The Kiss
- Author: Kathryn Harrison
- Language: English
- Genre: Memoir
- Published: 1997
- Publication place: USA

= The Kiss (memoir) =

1997 memoir by Kathryn Harrison

The Kiss is a memoir by American author Kathryn Harrison. First published in 1997, the memoir details her relationship with her estranged father, which culminated in a sexual affair when they finally met again when she was an adult.

Harrison made efforts to disguise her father's identity but nevertheless faced criticism for publishing the book while her father was alive.

==Summary==
Harrison is a product of the short marriage between her parents, who met when they were both seventeen. Quickly marrying and having a child, they divorced due to pressure from Harrison's maternal grandparents, who convinced her mother to leave her father as he was incapable of financially supporting her and the child. They convinced Harrison's father to limit contact with both mother and child as they promised they would not come after him for child support.

Harrison's mother is extremely distant with her and moves out of her family home, abandoning Harrison to be raised by her maternal grandparents when she is 5. Harrison sees her father twice during her childhood, once when she is 5 and a second time when she is 10. Despite the fact that her father remarries and has children with his new wife and her mother has relationships with other men, Harrison suspects they continue to have an infrequent sexual affair during this time.

When Harrison is 20, she meets her father for the first time as an adult. The two are immediately attracted to one another and cannot stop staring at one another. When she drops her father off at the airport, he gives her a kiss on the mouth which quickly turns sexual. After the kiss, Harrison is disturbed and drops out of school. She tells herself that the kiss was chaste in nature. She and her father begin obsessively calling each other, planning to meet again.

Harrison's father becomes increasingly controlling of her and demands that they have sex as a means of expressing their love for one another. While Harrison repeatedly resists, she eventually acquiesces although she begins to black out as a means of coping with the sex. Harrison's mother and grandparents suspect that she is having sex with her father but she denies it.

Eventually, as Harrison has no job and no means of supporting herself, she goes to live with her father, his wife and their children. Her father continues having sex with her during this time and Harrison begins self-harming and contemplates suicide.

Harrison's maternal grandfather and mother both become sick at the same time. When her grandfather dies, Harrison goes to the hospital morgue to see his corpse. She gives him a final kiss on the cheek which she credits with helping to break her father's control over her. Her mother also dies of breast cancer and Harrison cuts off her long hair and gives it to her mother as a gesture of goodwill. Harrison finally leaves for graduate school. Before she goes she asks her father if they can try being a normal father and daughter and he refuses. She cuts off all contact with him.

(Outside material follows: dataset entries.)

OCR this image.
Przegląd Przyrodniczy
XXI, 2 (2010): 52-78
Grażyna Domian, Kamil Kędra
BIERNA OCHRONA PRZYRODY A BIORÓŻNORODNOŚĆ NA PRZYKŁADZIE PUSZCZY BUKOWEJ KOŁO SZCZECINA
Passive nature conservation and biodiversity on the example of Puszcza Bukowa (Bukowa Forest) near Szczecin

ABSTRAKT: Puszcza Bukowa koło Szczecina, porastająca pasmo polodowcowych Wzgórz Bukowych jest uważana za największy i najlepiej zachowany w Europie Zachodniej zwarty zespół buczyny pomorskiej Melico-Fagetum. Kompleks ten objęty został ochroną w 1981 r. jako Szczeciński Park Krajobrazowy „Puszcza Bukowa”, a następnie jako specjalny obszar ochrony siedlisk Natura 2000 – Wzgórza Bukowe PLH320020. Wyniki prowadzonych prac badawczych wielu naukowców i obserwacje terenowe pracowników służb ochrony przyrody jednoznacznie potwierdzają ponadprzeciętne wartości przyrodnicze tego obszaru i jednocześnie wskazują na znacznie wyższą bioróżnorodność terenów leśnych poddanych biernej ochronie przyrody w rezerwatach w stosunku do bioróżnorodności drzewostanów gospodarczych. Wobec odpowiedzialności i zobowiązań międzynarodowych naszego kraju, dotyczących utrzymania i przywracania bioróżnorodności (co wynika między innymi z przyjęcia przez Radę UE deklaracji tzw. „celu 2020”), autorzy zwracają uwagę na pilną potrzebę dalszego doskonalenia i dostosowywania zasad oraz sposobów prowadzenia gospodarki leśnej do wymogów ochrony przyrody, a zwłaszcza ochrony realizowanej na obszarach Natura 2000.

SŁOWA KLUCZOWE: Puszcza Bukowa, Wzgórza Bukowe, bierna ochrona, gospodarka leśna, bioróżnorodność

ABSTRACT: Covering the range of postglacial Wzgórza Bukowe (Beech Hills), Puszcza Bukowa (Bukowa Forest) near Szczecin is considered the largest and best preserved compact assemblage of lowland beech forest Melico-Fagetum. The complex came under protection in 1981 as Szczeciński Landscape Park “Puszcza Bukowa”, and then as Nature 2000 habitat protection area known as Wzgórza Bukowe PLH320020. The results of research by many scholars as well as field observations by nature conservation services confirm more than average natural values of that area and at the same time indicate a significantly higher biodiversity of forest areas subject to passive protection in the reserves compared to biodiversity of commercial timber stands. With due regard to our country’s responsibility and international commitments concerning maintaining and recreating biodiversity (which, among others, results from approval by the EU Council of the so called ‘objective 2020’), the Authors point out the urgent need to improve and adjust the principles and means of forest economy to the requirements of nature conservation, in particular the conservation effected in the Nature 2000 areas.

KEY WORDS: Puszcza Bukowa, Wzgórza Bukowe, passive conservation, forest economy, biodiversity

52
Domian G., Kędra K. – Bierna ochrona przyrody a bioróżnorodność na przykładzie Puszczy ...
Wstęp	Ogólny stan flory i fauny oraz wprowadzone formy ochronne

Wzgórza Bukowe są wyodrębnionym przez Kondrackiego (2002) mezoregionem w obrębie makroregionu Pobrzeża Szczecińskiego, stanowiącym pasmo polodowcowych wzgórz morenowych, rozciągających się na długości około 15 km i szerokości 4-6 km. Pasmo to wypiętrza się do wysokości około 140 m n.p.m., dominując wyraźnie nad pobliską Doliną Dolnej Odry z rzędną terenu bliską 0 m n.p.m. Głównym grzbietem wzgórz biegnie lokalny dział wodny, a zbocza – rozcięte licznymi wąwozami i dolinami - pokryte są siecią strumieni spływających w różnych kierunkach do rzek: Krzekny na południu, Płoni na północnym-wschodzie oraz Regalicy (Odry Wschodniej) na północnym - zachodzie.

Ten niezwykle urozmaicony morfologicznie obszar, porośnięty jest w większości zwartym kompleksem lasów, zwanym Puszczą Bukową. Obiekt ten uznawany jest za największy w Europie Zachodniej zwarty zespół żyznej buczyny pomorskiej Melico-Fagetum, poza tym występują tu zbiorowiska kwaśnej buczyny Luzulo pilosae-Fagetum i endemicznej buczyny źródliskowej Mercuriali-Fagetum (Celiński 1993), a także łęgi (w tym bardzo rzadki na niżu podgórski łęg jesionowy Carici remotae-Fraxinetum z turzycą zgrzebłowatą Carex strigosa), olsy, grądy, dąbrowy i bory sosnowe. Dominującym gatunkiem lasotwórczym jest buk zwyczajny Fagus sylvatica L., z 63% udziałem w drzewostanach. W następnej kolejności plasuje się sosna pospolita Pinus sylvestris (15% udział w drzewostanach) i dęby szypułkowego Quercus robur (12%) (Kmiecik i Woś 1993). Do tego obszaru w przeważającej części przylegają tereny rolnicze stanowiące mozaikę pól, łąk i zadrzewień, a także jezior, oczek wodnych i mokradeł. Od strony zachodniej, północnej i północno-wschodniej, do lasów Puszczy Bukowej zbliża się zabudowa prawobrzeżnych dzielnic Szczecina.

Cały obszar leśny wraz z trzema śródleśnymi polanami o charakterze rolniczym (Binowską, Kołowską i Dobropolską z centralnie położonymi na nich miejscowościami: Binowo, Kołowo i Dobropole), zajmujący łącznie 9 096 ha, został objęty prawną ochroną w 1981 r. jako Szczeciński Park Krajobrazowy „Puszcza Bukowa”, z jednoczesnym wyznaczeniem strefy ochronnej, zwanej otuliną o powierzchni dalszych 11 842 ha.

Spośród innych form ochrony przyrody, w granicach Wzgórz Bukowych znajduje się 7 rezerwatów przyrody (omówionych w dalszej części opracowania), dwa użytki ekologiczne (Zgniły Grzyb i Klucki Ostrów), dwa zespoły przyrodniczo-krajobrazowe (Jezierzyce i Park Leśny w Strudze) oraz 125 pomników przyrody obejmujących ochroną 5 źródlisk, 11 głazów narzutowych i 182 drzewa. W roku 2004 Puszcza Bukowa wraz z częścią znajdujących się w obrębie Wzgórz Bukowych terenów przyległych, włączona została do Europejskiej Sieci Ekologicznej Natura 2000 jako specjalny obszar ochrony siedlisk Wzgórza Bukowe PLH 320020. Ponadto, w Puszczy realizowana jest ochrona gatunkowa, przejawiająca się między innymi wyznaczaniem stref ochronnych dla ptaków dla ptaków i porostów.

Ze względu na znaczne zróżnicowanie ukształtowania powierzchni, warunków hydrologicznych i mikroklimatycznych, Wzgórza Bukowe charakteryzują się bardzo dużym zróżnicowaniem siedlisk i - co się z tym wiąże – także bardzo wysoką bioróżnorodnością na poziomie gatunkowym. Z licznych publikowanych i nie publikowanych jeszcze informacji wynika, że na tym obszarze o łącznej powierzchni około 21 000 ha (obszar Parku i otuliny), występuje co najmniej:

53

In 1995, Harrison has a dream that her mother visits her and they are finally able to make peace with one another.

==Reception==
The memoir received mixed reviews. The New York Times considered it "a powerful piece of writing, a testament to evil and hope."

The events in The Kiss are reflected in the plots and themes of her first three novels, published before The Kiss. In The New York Times Book Review, Susan Cheever wrote, "The story of an intellectually powerful man and his consuming desire to ravish an innocent, almost preconscious, young woman (sometimes his daughter) has often been told—Zeus, Lewis Carroll and Humbert Humbert come to mind—but Kathryn Harrison turns up the volume, making this ancient immorality tale a struggle between good and evil, between life and death, between God and the Devil." In The New York Times critic Christopher Lehmann-Haupt called the memoir "appalling but beautifully written."

In The New Republic, by contrast, James Wolcott strongly criticized the work. He called it "the oddest piece of kitsch" with "airbrushed" sentences that "leave wistful little vapor trails of Valium." He pointed out that at the time of the affair, Harrison was not an innocent child victim but rather a consenting adult. He asked, "Did she call him 'Dad' in bed?" Wolcott dismissed much of the book's prose as "bad Sylvia Plath." Writing in The Washington Post, Jonathan Yardley called The Kiss "slimy, repellent, meretricious, cynical." Stephanie Zacherek of Salon called it "colorless," "arid," "boring" and "numbing." In The New York Times, Maureen Dowd wrote that the book constituted an example of "creepy people talking about creepy people." In Slate, Alex Beam called the book "a memoir of French-licking her father." After Michael Shnayerson published a critical account of the book in Vanity Fair, The New Yorker canceled an excerpt that it had scheduled.

In The Art of Memoir, Mary Karr dedicated a chapter, "The Public and Private Burning of Kathryn Harrison" to discussing The Kiss controversy. She suggests that the outrage was motivated by Harrison's gender.